Jumat, 31 Januari 2014

Percakapan Suatu Siang




Desis angin menjilat pori-pori, dan mengajak awan bermuram durja, murung. Kandungan air membuatnya mual, menggeliat. Tak lama, terseraklah muntah penuh tetesan air yang kerap dikumpulkannya.  Rinai mengawani siang sendu.

Huda baru keluar dari pusat perbelanjaan di kota Gajah. Dia cengar-cengir menghampiri Sobran, sedang ditangannya bergelayutan beberapa kantong kresek. Rupanya dia usai membeli beberapa keperluan.

“Apa hal, Da!?” lontaran Sobran mengagetkan Huda, karibnya. Semacam dia mengamati  air muka sahabatnya itu sedari tadi.

“Geli aja, Sob!”

“Apanya yang geli?!” kening Sobran membentuk kerutan.

“Saya beli barang  20 rebu, malah si kasir memberi saya uang 60 rebu “ sembari menampakkan barang belanjaannya Huda terkekeh.

“Emangnya kamu bayar pake uang berapa?!”

“50 rebu! mestinya kasir itu memberi 30 rebu kembaliannya, kan!?”

“Brarti kelebihan dong, uangnya!”

“Iya, tapi saya udah balikin lagi uangnya”

“Cieee... Karibku udah bisa jujur ni yeee!” tawa Sobran diikuti jambakan tangan terhadap motornya. Kendaraan di starter, remaja putih-biru itu melaju merambah rinai nan tambah deras.

“Ndak berkah bila uang itu kita ambil, Sob!” suara Huda berlomba dengan deru motor dan tangisan rinai sesaat setelah pertanyaan ditujukan padanya.

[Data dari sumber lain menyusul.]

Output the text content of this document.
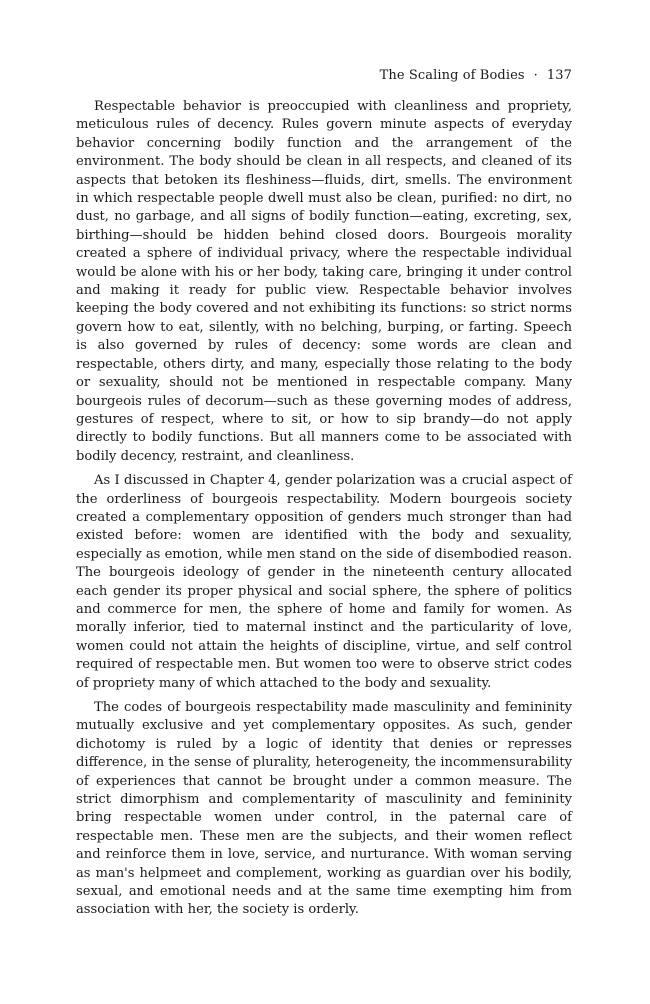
The Scaling of Bodies · 137

Respectable behavior is preoccupied with cleanliness and propriety, meticulous rules of decency. Rules govern minute aspects of everyday behavior concerning bodily function and the arrangement of the environment. The body should be clean in all respects, and cleaned of its aspects that betoken its fleshiness—fluids, dirt, smells. The environment in which respectable people dwell must also be clean, purified: no dirt, no dust, no garbage, and all signs of bodily function—eating, excreting, sex, birthing—should be hidden behind closed doors. Bourgeois morality created a sphere of individual privacy, where the respectable individual would be alone with his or her body, taking care, bringing it under control and making it ready for public view. Respectable behavior involves keeping the body covered and not exhibiting its functions: so strict norms govern how to eat, silently, with no belching, burping, or farting. Speech is also governed by rules of decency: some words are clean and respectable, others dirty, and many, especially those relating to the body or sexuality, should not be mentioned in respectable company. Many bourgeois rules of decorum—such as these governing modes of address, gestures of respect, where to sit, or how to sip brandy—do not apply directly to bodily functions. But all manners come to be associated with bodily decency, restraint, and cleanliness.

As I discussed in Chapter 4, gender polarization was a crucial aspect of the orderliness of bourgeois respectability. Modern bourgeois society created a complementary opposition of genders much stronger than had existed before: women are identified with the body and sexuality, especially as emotion, while men stand on the side of disembodied reason. The bourgeois ideology of gender in the nineteenth century allocated each gender its proper physical and social sphere, the sphere of politics and commerce for men, the sphere of home and family for women. As morally inferior, tied to maternal instinct and the particularity of love, women could not attain the heights of discipline, virtue, and self control required of respectable men. But women too were to observe strict codes of propriety many of which attached to the body and sexuality.

The codes of bourgeois respectability made masculinity and femininity mutually exclusive and yet complementary opposites. As such, gender dichotomy is ruled by a logic of identity that denies or represses difference, in the sense of plurality, heterogeneity, the incommensurability of experiences that cannot be brought under a common measure. The strict dimorphism and complementarity of masculinity and femininity bring respectable women under control, in the paternal care of respectable men. These men are the subjects, and their women reflect and reinforce them in love, service, and nurturance. With woman serving as man's helpmeet and complement, working as guardian over his bodily, sexual, and emotional needs and at the same time exempting him from association with her, the society is orderly.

“Benar sekali! Tak ada keberkahan pada barang yang haram...”
Sobran berhenti sejenak, membenarkan posisi duduknya, lalu memacu kendaraannya kembali.

 “Jangan senang hati dulu bila kita ‘merasa’ telah berhasil menipu orang, padahal diri sendiri yang tertipu”

“Maksudnya!?”

“Bila kita sudah memberanikan diri untuk tidak jujur, berbohong, atau menipu orang, maka bersiap pulalah untuk tidak dijujuri, dibohongi, atau ditipu orang kelak!”

“Tepat sekali, Sob!”

“Tapi, saya heran pada koruptor yang enteng dan tenang betul merampas barang yang bukan jadi hak miliknya! Apa dia kekurangan gaji kali ya, Sob?!” semprot Huda.
Rinai menjelma menjadi deraian hujan. Laju kendaraan makin dipercepat. Tepat di depan sebuah rumah biru muda. Kuda besi itu berbelok, menembus pagar rumah dan akhirnya berhenti.

“Hatinya udah kasar, mati. Sensitif qolbunya tiada lagi. Hingga cela dan prilaku buruk yang diperbuatnya tiada dirasanya.” Jabar Sobran, melangkah menembus batas pintu diiringi Huda, karibnya.

“Dan pastinya harta itu tiada berkah sedikitpun. Mudah sirna seketika!” lanjut Sobran mengakhiri percakapan siang itu.